Ogoniok, 18-24 août 2003
"… Personne n'a de beau rôle dans ce film… Et pourtant il y a bien, dans BOUMER, un héros incontestablement positif, c'est la photographie. Daniel Gurewitch, le directeur de la photographie disparu dans la vallée de Karmadon, a filmé d'une manière exceptionnellement expressive. L'image n'est pas "glamour" mais impeccable. Les paysages, la voix de Chnourov (compositeur et interprète de la bande son), les flashs d'anticipation (flash-future) forment un personnage extrêmement sympathique de l'auteur-narrateur qui sait tout d'avance et qui a déjà enterré tout le monde…

Kinoprocess, N° 5/6, 2002
"Dania avait froid en permanence. L'hiver, ma parka sur le dos, il maugréait: "Je suis français et je n'arrive pas à m'y faire. C'est ça le froid! Je comprends bien Napoléon". Il disait qu'il ne tournerait plus aucun film en hiver. Mais justement, il se trouvait que l'on ne tournait qu'en hiver. Une anecdote amusante est arrivée juste deux ou trois semaines avant le départ de Dania avec Bodrov pour l'Ossétie. Lors d'une discussion j'ai dit à Dania: "Tu ne comprends pas parce que tu es français". Ce à quoi il m'a répondu : "Mais c'est fou, çà! En France, on me traite de Russe. Ici, de Français. Alors qu'en fait, je suis juif!". Ca nous a bien fait rire et nous nous sommes mis à tourner en dérision le sionisme, l'antisémitisme, le racisme, toutes ces attitudes qui consistent à juger les gens en bloc et non pas en individus.

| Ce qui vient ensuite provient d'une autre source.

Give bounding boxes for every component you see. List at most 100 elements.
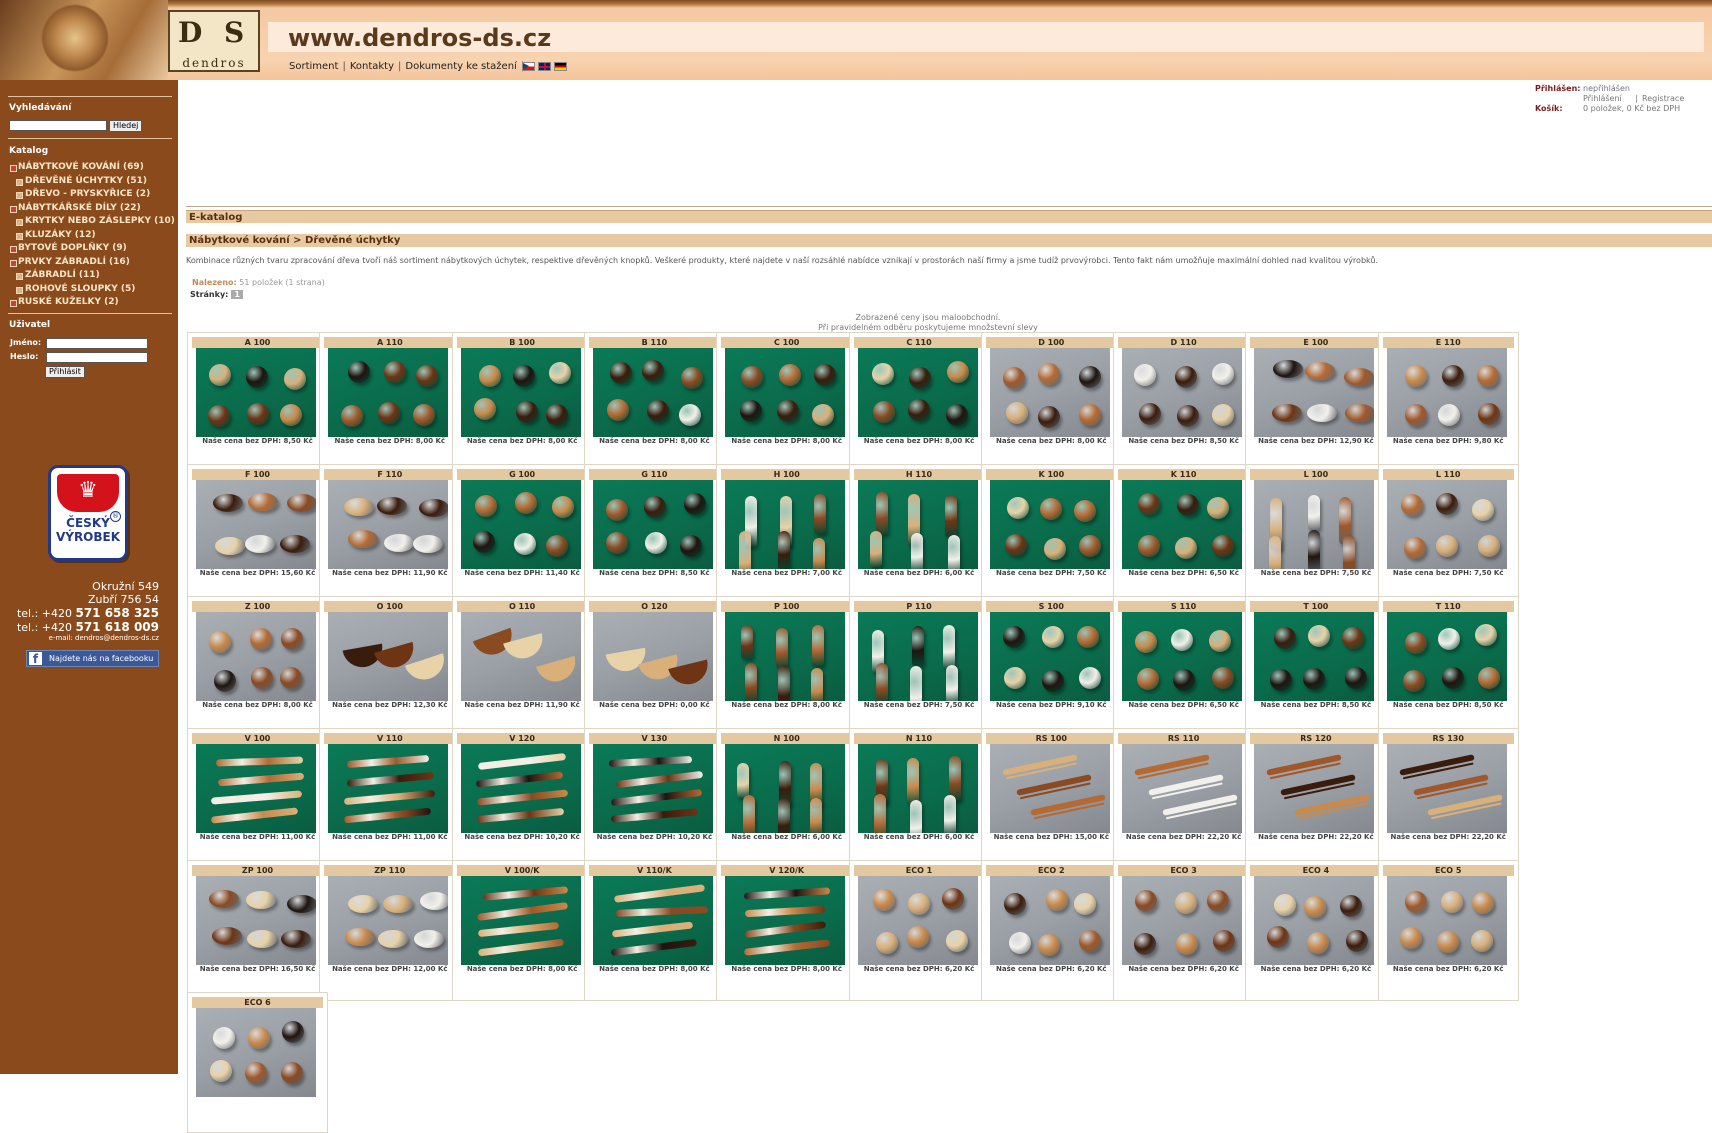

Dania disait aussi qu'en France, il aurait dû travailler une quinzaine d'années comme deuxième assistant avant qu'on ne lui confie la caméra. "Et ici, c'est la deuxième année de suite que je tourne un long métrage. C'est pas super, ça?". Il a acquis une liberté créative. Quand on tourne son premier film, le principal souci, c'est d'aller jusqu'au bout, d'éviter des bourdes techniques. Mais quand, avec l'expérience, vient le sentiment d'assurance, on commence à se consacrer à la création proprement dite. Et je pense que sur le film de Bodrov, il avait cette liberté du savoir-faire. Comme un bon pianiste qui s'exprime à travers son instrument".
A.Migatchev, scénariste

"…Et ce qui me cause une douleur particulière, c'est Dania, Daniel Gurewitch, directeur de la photographie. Boumer, c'est son début. Il vit en France, mais est venu à Moscou pour étudier au VGhIK. Dès qu'on le voit, on comprend tout de suite que c'est un opérateur. Le plus souvent ils sont maigrichons. Dania aussi était comme ça, petit et mince. On se demande comment il arrivait à trimballer la caméra.

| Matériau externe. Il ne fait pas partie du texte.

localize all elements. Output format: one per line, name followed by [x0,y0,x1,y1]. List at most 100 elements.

Sergueï Bodrov m'a demandé : "Trouve-moi un opérateur, tu as plein de débutants". Je lui ai fait voir tous nos derniers films, y compris "Boumer". Et Bodrov a choisi Dania. Ils ne se connaissaient même pas. Bodrov ne l'avait jamais vu. Il a juste regardé les images et dit: "Celui-ci conviendrait".

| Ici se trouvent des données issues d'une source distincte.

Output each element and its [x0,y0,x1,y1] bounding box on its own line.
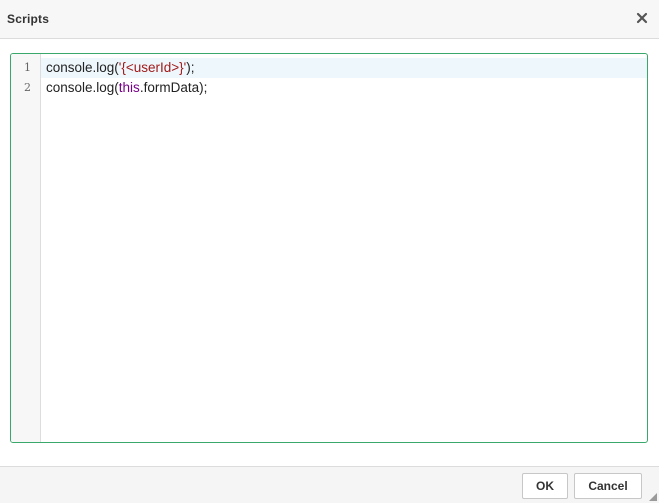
resize-grip-icon[interactable] [647,491,657,501]
code-token-string: '{<userId>}' [118,60,187,75]
scripts-dialog: Scripts 1 2 console.log('{<userId>}'); c… [0,0,659,503]
dialog-titlebar: Scripts [0,0,659,39]
code-editor[interactable]: 1 2 console.log('{<userId>}'); console.l… [10,53,648,443]
code-token: console.log( [46,60,119,75]
dialog-title: Scripts [7,12,50,26]
code-token: .formData); [139,80,208,95]
ok-button[interactable]: OK [522,473,568,499]
close-button[interactable] [635,11,649,25]
cancel-button[interactable]: Cancel [574,473,642,499]
code-area[interactable]: console.log('{<userId>}'); console.log(t… [41,54,647,442]
code-token: ); [186,60,195,75]
close-icon [636,12,648,24]
line-number: 2 [24,81,31,94]
code-line[interactable]: console.log('{<userId>}'); [41,58,647,78]
code-line[interactable]: console.log(this.formData); [41,78,647,98]
dialog-footer: OK Cancel [0,466,659,503]
line-number: 1 [24,61,31,74]
line-number-gutter: 1 2 [11,54,41,442]
code-token: console.log( [46,80,119,95]
code-token-keyword: this [118,80,140,95]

Pendant que le film de Bodrov était en préparation, j'ai proposé à Dania de tourner un clip. Il m'a répondu: "Je ne peux pas. Je suis pris". Et moi: "Mais en attendant tu ne fais rien!". "Je ne peux pas", dit-il. "Je ne veux pas me disperser". Et il a refusé. Il était comme ça, ce garçon".
S. Tchliantz, producteur

Le technicien du film, N° 528, du 15 décembre 2002 au 15 janvier 2003
"…cette disparition touche toute une génération qui s'efforçait de renouveler le cinéma en Russie".